How about the tribe of nearly 20 new exchange-traded funds called HealthShares? Here you can choose between HealthShares Metabolic-Endocrine Disorders (HHM, news, msgs), which as of April 25 had 9.4% of assets in NicOx SA (NICXF, news, msgs), a French developer of nitric-oxide-donating drugs, and HealthShares Respiratory/Pulmonary (HHR, news, msgs) which only had 7% in NicOx.
But for sheer marketing chutzpah, I bow my head to two other new funds, and one group of funds, that represent Olympian achievement in packaging. Critical Math Fund (CMFCX) is run by a nonmathematician and it shows. Ancora Homeland Security Fund C (ANHCX) doesn't provide much of the financial sort.
And the Federated Target ETF Funds are simply breathtaking. They charge a bundle for something you can get for free -- from Federated.

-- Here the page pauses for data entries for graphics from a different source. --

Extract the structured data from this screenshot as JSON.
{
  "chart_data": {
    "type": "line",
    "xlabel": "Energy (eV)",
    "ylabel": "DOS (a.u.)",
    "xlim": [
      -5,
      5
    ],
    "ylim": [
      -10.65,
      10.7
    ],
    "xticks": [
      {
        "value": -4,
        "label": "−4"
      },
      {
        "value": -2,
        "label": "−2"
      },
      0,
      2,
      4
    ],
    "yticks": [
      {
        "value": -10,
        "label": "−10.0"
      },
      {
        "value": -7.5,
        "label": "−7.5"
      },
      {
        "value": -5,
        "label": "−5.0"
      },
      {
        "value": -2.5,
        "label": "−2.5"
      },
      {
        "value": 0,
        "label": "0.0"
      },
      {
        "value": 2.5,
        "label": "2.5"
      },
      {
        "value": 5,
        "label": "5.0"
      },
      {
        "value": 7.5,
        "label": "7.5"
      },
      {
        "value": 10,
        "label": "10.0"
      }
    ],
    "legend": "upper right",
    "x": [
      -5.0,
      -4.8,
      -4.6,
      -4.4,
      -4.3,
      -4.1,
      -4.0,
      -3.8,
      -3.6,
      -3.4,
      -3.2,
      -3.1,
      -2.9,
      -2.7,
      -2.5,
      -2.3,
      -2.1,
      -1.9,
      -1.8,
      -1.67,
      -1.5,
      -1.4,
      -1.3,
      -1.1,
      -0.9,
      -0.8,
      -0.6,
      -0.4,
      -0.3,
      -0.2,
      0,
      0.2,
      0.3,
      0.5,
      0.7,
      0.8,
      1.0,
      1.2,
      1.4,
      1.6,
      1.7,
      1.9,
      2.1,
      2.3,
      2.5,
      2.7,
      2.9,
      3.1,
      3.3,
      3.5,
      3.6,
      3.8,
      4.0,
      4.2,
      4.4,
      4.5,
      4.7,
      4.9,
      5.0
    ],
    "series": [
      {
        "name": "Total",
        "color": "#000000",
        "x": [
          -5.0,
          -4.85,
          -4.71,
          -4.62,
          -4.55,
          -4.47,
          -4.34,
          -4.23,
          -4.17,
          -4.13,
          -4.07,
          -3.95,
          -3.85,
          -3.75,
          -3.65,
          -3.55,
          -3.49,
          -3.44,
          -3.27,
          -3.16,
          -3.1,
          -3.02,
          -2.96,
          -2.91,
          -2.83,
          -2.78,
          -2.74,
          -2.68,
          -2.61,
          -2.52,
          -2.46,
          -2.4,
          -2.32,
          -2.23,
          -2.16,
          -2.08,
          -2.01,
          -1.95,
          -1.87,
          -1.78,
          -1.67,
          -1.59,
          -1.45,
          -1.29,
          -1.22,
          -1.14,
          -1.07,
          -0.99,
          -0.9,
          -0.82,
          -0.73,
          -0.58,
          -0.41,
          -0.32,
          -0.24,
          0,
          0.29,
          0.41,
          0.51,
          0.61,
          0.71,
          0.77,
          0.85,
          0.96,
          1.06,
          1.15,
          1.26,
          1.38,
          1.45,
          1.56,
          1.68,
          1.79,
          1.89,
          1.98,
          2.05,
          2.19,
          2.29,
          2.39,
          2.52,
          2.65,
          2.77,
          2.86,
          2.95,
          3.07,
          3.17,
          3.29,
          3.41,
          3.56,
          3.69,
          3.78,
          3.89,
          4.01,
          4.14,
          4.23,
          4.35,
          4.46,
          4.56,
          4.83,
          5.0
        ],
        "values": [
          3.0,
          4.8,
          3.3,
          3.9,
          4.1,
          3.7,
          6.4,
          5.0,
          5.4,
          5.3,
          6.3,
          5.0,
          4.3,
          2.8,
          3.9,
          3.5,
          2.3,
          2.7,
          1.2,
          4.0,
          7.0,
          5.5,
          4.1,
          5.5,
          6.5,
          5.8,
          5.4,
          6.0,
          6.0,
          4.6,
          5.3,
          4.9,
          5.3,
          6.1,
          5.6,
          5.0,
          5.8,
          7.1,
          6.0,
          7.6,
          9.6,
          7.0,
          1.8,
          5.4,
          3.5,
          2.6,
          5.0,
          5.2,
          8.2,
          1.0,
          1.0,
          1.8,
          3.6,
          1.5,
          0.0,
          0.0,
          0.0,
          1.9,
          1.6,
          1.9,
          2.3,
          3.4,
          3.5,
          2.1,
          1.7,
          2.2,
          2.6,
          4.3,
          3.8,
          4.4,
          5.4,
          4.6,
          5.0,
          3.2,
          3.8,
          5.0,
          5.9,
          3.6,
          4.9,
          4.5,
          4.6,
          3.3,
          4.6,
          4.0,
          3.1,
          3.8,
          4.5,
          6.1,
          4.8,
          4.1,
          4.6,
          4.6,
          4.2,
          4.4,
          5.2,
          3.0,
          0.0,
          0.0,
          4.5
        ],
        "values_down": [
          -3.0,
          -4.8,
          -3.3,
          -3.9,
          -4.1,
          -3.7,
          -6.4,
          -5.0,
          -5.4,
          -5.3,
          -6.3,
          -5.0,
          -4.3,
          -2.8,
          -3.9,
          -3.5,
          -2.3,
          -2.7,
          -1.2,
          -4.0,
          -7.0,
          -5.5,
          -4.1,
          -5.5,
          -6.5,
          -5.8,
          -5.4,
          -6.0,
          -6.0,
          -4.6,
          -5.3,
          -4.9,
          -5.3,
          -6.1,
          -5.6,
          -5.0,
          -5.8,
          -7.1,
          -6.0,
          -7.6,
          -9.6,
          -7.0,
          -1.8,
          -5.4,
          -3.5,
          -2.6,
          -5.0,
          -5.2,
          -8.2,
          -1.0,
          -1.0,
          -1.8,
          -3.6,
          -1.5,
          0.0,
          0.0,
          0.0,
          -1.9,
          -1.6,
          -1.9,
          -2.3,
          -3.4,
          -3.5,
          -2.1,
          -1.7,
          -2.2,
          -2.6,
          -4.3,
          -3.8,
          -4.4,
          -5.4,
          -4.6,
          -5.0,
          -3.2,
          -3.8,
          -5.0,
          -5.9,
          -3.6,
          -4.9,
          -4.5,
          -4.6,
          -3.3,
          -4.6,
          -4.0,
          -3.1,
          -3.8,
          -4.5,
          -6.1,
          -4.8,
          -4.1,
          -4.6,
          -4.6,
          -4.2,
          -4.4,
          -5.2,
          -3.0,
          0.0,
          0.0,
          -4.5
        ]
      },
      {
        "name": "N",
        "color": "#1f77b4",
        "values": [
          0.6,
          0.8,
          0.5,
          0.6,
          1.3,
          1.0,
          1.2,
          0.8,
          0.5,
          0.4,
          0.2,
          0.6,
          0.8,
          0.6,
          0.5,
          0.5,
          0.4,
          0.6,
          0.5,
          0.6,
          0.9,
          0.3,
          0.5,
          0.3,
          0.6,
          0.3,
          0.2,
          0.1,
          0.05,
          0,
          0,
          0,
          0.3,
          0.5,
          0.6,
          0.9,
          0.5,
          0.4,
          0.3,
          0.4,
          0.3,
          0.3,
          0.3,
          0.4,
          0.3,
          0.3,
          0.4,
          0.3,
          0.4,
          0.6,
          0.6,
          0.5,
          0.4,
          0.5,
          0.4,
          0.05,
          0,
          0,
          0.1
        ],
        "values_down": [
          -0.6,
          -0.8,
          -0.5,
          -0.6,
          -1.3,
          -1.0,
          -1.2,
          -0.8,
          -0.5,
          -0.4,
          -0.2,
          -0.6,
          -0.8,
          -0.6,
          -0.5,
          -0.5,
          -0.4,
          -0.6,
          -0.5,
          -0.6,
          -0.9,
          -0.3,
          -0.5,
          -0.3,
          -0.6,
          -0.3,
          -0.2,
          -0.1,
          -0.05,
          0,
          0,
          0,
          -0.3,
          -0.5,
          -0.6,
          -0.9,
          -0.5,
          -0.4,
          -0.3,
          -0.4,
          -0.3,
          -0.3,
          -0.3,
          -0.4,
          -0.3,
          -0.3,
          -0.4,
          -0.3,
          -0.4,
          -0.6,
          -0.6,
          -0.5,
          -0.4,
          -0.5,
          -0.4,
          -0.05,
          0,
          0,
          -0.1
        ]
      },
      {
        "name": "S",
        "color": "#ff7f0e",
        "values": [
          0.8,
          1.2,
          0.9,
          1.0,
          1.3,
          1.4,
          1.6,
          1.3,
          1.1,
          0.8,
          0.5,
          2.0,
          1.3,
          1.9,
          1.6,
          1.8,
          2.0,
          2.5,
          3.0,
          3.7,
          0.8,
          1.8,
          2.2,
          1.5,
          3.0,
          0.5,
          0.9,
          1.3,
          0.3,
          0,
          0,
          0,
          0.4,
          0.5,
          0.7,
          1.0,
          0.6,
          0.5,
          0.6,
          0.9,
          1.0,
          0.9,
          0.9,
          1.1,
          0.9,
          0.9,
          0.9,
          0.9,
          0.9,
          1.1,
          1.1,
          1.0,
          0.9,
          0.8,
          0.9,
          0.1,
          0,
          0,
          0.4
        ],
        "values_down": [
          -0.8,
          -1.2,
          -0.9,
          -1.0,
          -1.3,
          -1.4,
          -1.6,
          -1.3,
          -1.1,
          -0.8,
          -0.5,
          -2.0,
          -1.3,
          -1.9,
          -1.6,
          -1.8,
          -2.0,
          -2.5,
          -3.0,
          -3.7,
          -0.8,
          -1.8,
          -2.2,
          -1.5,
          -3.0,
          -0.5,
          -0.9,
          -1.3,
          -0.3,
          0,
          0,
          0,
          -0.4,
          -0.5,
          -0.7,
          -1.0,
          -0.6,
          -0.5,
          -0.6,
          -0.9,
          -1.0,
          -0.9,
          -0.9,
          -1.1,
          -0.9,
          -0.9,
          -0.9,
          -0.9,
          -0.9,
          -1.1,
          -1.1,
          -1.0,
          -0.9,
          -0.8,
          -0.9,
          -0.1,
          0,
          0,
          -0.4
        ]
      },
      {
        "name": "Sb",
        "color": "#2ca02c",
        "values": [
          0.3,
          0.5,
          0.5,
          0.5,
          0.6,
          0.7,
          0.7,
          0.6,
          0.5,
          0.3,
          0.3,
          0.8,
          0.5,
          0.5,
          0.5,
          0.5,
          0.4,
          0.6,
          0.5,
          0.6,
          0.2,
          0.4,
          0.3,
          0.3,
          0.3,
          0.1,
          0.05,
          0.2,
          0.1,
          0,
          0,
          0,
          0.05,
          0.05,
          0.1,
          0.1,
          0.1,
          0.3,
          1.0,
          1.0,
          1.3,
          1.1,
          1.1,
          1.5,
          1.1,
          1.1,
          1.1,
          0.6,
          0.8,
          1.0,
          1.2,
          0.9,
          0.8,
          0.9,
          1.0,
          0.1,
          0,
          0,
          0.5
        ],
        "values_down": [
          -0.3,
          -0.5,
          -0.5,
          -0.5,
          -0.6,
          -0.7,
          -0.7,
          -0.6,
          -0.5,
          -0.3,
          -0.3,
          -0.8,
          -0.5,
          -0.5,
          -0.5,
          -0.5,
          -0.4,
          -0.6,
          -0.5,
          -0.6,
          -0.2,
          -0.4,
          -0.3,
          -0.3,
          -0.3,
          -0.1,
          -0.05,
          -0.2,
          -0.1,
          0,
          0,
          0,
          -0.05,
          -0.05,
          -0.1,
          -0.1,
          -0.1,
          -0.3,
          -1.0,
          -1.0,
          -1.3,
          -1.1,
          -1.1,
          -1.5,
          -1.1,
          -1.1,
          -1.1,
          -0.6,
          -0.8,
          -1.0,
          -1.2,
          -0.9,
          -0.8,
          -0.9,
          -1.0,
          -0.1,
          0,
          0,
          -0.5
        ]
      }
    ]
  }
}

And there they are, the three worst investment ideas of 2007.
This is Critical Math?
This is more like Spinal Tap.The Web site for Critical Math Fund is UnusualFund.com. "You can't say you haven't been warned," quips Roy Weitz, publisher of FundAlarm.com. The math fund's site depicts the portfolio this way: "Systems so responsive that, depending on the market environment, we can be invested anywhere from 0% to 100% in either equities or money market instruments."
That sounds like market timing, but founder and lead manager Lewis Arno insists he is not a market timer. "We want to minimize downside risk without frequent trading," he says.
His goal has not been realized, on either front. The fund is down 2.6% this year, as of April 25, or 8.5 percentage points behind the market, and down 4.3% in the past 12 months. In both instances, that is worse than all but 1% of similar funds, according to Morningstar.
In its annual report dated Jan. 31, the fund reports turnover of 694%.
Arno, a former insurance salesman who describes himself now as a financial planner, acknowledges he is not a mathematician. Nonetheless, he employs "proprietary" computer models to decide what to own and when. The ones he started with have let him down, he admits, but says he's got a bunch of new ones that are much better.
"Going forward from here, we expect to see our objective and our strategy -- we expect it to happen -- our strategy will be roughly equal to the market on the upside, but to be substantially ahead in down markets," he says.
But even this fund's very recent past is discouraging. As of Jan. 31, Critical Math had 57% of assets in Rydex Russell 2000 Advantage H (RYMKX), which has the goal of delivering 1.5 times the return of this small-capitalization stock index. It is up 8.3% this year.